# Suggest Good Internet Plan in Delhi for High Speed



## Jim Kirk (Apr 21, 2013)

Hello, I Need New Internet Plan for my day to day activity. Actually, I am a webmaster though need to work at my websites all day and night. I need High Speed plan in the budget of Rs.1000/- per month. Please suggest really good one...

Also,  I need to Upload and Download the Files with really big sizes. Please keep this in mind....Thanks


----------



## hitesh (Apr 21, 2013)

IMO MTNL freedom 800 plan is the best. They advertise that you'll get 2mbps speed from 11pm to 8am and 512kbps rest of the time.
But I get 2mbps speed 17-21 hour a day .


----------



## shreymittal (Apr 21, 2013)

Check with reliance wireline BB thunder plans u can get 2MBPs UL @750/- (inc. Tax)


----------



## dashing.sujay (Apr 21, 2013)

Reliance hasn't got good upload speeds. In 2mbps it gives hardly 256kbps.

Not to mention pathetic pings with random down time.


----------



## Jim Kirk (Apr 28, 2013)

hitesh said:


> IMO MTNL freedom 800 plan is the best.

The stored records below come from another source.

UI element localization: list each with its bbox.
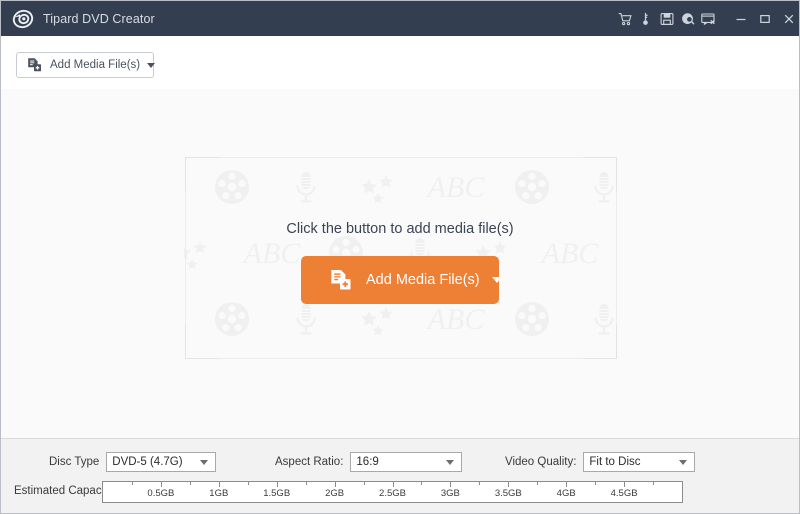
video-quality-value: Fit to Disc	[589, 456, 641, 468]
maximize-button[interactable]	[753, 1, 777, 36]
add-media-files-label: Add Media File(s)	[366, 272, 480, 288]
add-file-icon	[26, 57, 42, 73]
chevron-down-icon[interactable]	[200, 459, 209, 465]
save-icon[interactable]	[656, 1, 677, 36]
capacity-tick-major	[334, 482, 336, 487]
settings-row: Disc Type DVD-5 (4.7G) Aspect Ratio: 16:…	[1, 452, 799, 474]
title-bar: Tipard DVD Creator	[1, 1, 799, 36]
media-drop-area[interactable]: ABC	[1, 89, 799, 438]
disc-type-label: Disc Type	[49, 456, 100, 468]
minimize-button[interactable]	[729, 1, 753, 36]
app-logo-icon	[10, 6, 36, 32]
disc-type-value: DVD-5 (4.7G)	[112, 456, 183, 468]
feedback-icon[interactable]	[698, 1, 719, 36]
app-window: Tipard DVD Creator Add Media File(s) Cli…	[0, 0, 800, 514]
capacity-tick-label: 3.5GB	[494, 488, 522, 499]
dropzone-corner-tl	[185, 157, 219, 191]
chevron-down-icon[interactable]	[679, 459, 688, 465]
capacity-row: Estimated Capacity: 0.5GB 1GB 1.5GB 2GB 2.5G…	[1, 481, 799, 503]
disc-type-select[interactable]: DVD-5 (4.7G)	[106, 452, 217, 472]
aspect-ratio-value: 16:9	[356, 456, 379, 468]
capacity-tick-major	[218, 482, 220, 487]
dropzone-edge-left	[185, 191, 186, 325]
capacity-tick-label: 2GB	[325, 488, 345, 499]
capacity-tick-major	[276, 482, 278, 487]
titlebar-spacer	[719, 1, 729, 36]
capacity-tick-minor	[479, 482, 481, 485]
cart-icon[interactable]	[614, 1, 635, 36]
dropzone-edge-bottom	[219, 358, 583, 359]
dropzone-corner-bl	[185, 325, 219, 359]
chevron-down-icon[interactable]	[491, 277, 502, 283]
capacity-tick-label: 4GB	[556, 488, 576, 499]
capacity-tick-major	[160, 482, 162, 487]
chevron-down-icon[interactable]	[446, 459, 455, 465]
bottom-settings-panel: Disc Type DVD-5 (4.7G) Aspect Ratio: 16:…	[1, 438, 799, 513]
close-button[interactable]	[777, 1, 799, 36]
capacity-tick-major	[566, 482, 568, 487]
capacity-tick-major	[508, 482, 510, 487]
capacity-tick-label: 4.5GB	[610, 488, 638, 499]
capacity-tick-label: 1.5GB	[263, 488, 291, 499]
dropzone-corner-tr	[583, 157, 617, 191]
app-title: Tipard DVD Creator	[43, 11, 155, 26]
capacity-tick-minor	[537, 482, 539, 485]
aspect-ratio-label: Aspect Ratio:	[275, 456, 344, 468]
toolbar: Add Media File(s)	[1, 37, 799, 89]
capacity-tick-label: 2.5GB	[379, 488, 406, 499]
add-media-files-button-toolbar[interactable]: Add Media File(s)	[16, 52, 156, 78]
capacity-tick-minor	[421, 482, 423, 485]
capacity-tick-minor	[595, 482, 597, 485]
estimated-capacity-bar: 0.5GB 1GB 1.5GB 2GB 2.5GB 3GB 3.5GB 4GB 4.5GB	[102, 481, 683, 503]
key-icon[interactable]	[635, 1, 656, 36]
capacity-tick-label: 0.5GB	[147, 488, 175, 499]
dropzone-corner-br	[583, 325, 617, 359]
add-media-files-button-primary[interactable]: Add Media File(s)	[301, 256, 502, 304]
capacity-tick-minor	[305, 482, 307, 485]
capacity-tick-major	[624, 482, 626, 487]
capacity-tick-minor	[247, 482, 249, 485]
capacity-tick-major	[450, 482, 452, 487]
dropzone-edge-top	[219, 157, 583, 158]
video-quality-label: Video Quality:	[505, 456, 577, 468]
aspect-ratio-field: Aspect Ratio: 16:9	[275, 452, 463, 472]
capacity-tick-minor	[363, 482, 365, 485]
video-quality-field: Video Quality: Fit to Disc	[505, 452, 696, 472]
search-globe-icon[interactable]	[677, 1, 698, 36]
capacity-tick-minor	[131, 482, 133, 485]
capacity-tick-minor	[189, 482, 191, 485]
aspect-ratio-select[interactable]: 16:9	[350, 452, 463, 472]
capacity-tick-label: 3GB	[440, 488, 460, 499]
add-file-icon	[328, 268, 352, 292]
dropzone-edge-right	[616, 191, 617, 325]
video-quality-select[interactable]: Fit to Disc	[583, 452, 696, 472]
capacity-tick-minor	[653, 482, 655, 485]
titlebar-actions	[614, 1, 799, 36]
capacity-tick-major	[392, 482, 394, 487]
add-media-files-label: Add Media File(s)	[50, 59, 141, 71]
estimated-capacity-label: Estimated Capacity:	[14, 485, 117, 497]
capacity-tick-label: 1GB	[209, 488, 229, 499]
disc-type-field: Disc Type DVD-5 (4.7G)	[49, 452, 217, 472]
dropzone-hint-text: Click the button to add media file(s)	[286, 221, 514, 237]
chevron-down-icon[interactable]	[147, 62, 156, 68]
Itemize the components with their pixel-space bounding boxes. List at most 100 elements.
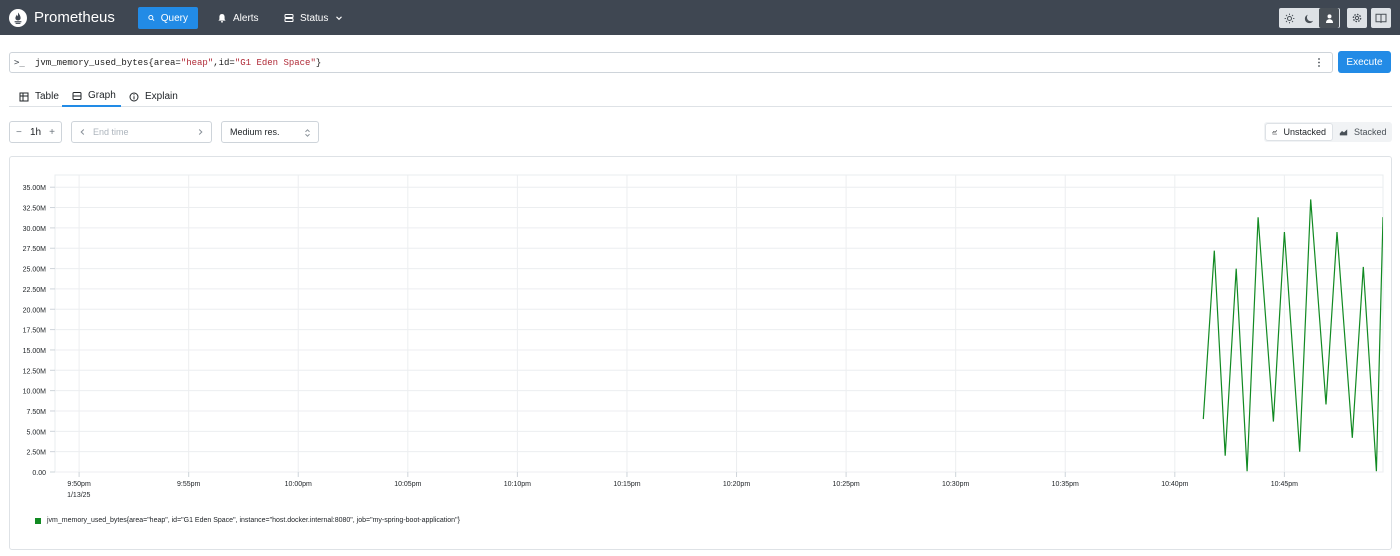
chevron-down-icon — [336, 16, 343, 21]
legend-swatch — [35, 517, 41, 524]
gear-icon — [1352, 13, 1362, 23]
expression-area-value: "heap" — [180, 57, 214, 68]
nav-status-label: Status — [300, 12, 329, 24]
y-tick-label: 25.00M — [23, 267, 47, 274]
chart-icon — [72, 91, 82, 100]
chevron-left-icon[interactable] — [79, 128, 86, 136]
y-tick-label: 15.00M — [23, 348, 47, 355]
nav-query-button[interactable]: Query — [138, 7, 198, 29]
execute-button[interactable]: Execute — [1338, 51, 1391, 73]
theme-light-button[interactable] — [1279, 8, 1299, 28]
x-tick-label: 10:45pm — [1271, 481, 1298, 488]
settings-button[interactable] — [1347, 8, 1367, 28]
y-tick-label: 20.00M — [23, 307, 47, 314]
tab-graph-label: Graph — [88, 90, 116, 101]
nav-alerts-label: Alerts — [233, 12, 259, 24]
y-tick-label: 17.50M — [23, 328, 47, 335]
nav-status-dropdown[interactable]: Status — [274, 7, 353, 29]
y-tick-label: 0.00 — [32, 470, 46, 477]
x-tick-label: 10:05pm — [394, 481, 421, 488]
y-tick-label: 35.00M — [23, 185, 47, 192]
x-tick-label: 9:55pm — [177, 481, 201, 488]
legend-label: jvm_memory_used_bytes{area="heap", id="G… — [47, 517, 460, 524]
expression-input[interactable]: >_ jvm_memory_used_bytes{area="heap",id=… — [9, 52, 1333, 73]
range-increase-button[interactable]: + — [49, 127, 55, 138]
stacked-button[interactable]: Stacked — [1333, 123, 1393, 141]
series-line — [1382, 217, 1383, 227]
x-date-label: 1/13/25 — [67, 492, 90, 499]
y-tick-label: 12.50M — [23, 368, 47, 375]
expression-text[interactable]: jvm_memory_used_bytes{area="heap",id="G1… — [35, 58, 321, 68]
y-tick-label: 30.00M — [23, 226, 47, 233]
chevron-right-icon[interactable] — [197, 128, 204, 136]
resolution-value: Medium res. — [230, 127, 280, 137]
theme-dark-button[interactable] — [1299, 8, 1319, 28]
server-icon — [284, 14, 294, 22]
line-chart-icon — [1272, 130, 1278, 135]
y-tick-label: 27.50M — [23, 246, 47, 253]
docs-button[interactable] — [1371, 8, 1391, 28]
x-tick-label: 10:00pm — [285, 481, 312, 488]
y-tick-label: 5.00M — [27, 429, 47, 436]
sun-icon — [1284, 13, 1294, 23]
table-icon — [19, 92, 29, 101]
nav-alerts-button[interactable]: Alerts — [207, 7, 269, 29]
x-tick-label: 10:40pm — [1161, 481, 1188, 488]
area-chart-icon — [1339, 129, 1348, 136]
x-tick-label: 10:35pm — [1052, 481, 1079, 488]
end-time-control — [71, 121, 212, 143]
stacked-label: Stacked — [1354, 127, 1387, 137]
legend-item[interactable]: jvm_memory_used_bytes{area="heap", id="G… — [35, 517, 460, 524]
x-tick-label: 10:10pm — [504, 481, 531, 488]
x-tick-label: 10:20pm — [723, 481, 750, 488]
x-tick-label: 10:30pm — [942, 481, 969, 488]
tab-graph[interactable]: Graph — [62, 86, 121, 107]
range-control: − 1h + — [9, 121, 62, 143]
more-options-icon[interactable] — [1317, 57, 1321, 68]
tab-explain[interactable]: Explain — [129, 86, 178, 107]
expression-id-value: "G1 Eden Space" — [234, 57, 316, 68]
result-tabs: Table Graph Explain — [9, 86, 1392, 107]
brand[interactable]: Prometheus — [9, 8, 115, 27]
y-tick-label: 10.00M — [23, 389, 47, 396]
prometheus-logo-icon — [9, 8, 27, 27]
book-icon — [1375, 13, 1387, 24]
expression-open: {area= — [148, 57, 181, 68]
range-decrease-button[interactable]: − — [16, 127, 22, 138]
plot-area — [54, 174, 1384, 473]
user-icon — [1325, 13, 1333, 23]
bell-icon — [218, 14, 226, 23]
expression-close: } — [315, 57, 322, 68]
x-tick-label: 9:50pm — [67, 481, 91, 488]
tab-table[interactable]: Table — [19, 86, 59, 107]
y-tick-label: 7.50M — [27, 409, 47, 416]
end-time-input[interactable] — [93, 127, 193, 137]
tab-explain-label: Explain — [145, 91, 178, 102]
chevron-updown-icon — [305, 129, 310, 137]
moon-icon — [1304, 14, 1313, 23]
y-tick-label: 2.50M — [27, 450, 47, 457]
series-line — [1202, 199, 1383, 472]
unstacked-button[interactable]: Unstacked — [1265, 123, 1333, 141]
expression-metric: jvm_memory_used_bytes — [35, 57, 149, 68]
resolution-select[interactable]: Medium res. — [221, 121, 319, 143]
y-tick-label: 32.50M — [23, 206, 47, 213]
chart-svg[interactable]: 35.00M 32.50M 30.00M 27.50M 25.00M 22.50M 20.0… — [10, 157, 1393, 551]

They advertise that you'll get 2mbps speed from 11pm to 8am and 512kbps rest of the time.
> But I get 2mbps speed 17-21 hour a day .



Is it Unlimited or There is some limit and afterwards the speed will be declined to very low. ? Please Specify some more details about this plan..I mean how to Get this...I heard getting a connection from MTNL is time consuming..


----------



## whitestar_999 (Apr 28, 2013)

if you are uploading big files regularly then forget about ADSL connections from airtel/mtnl/reliance since these connections only provide upload speed of ~500kbps(60KB/s).for good upload speeds you need to get either a cable broadband or optic fiber connection.


----------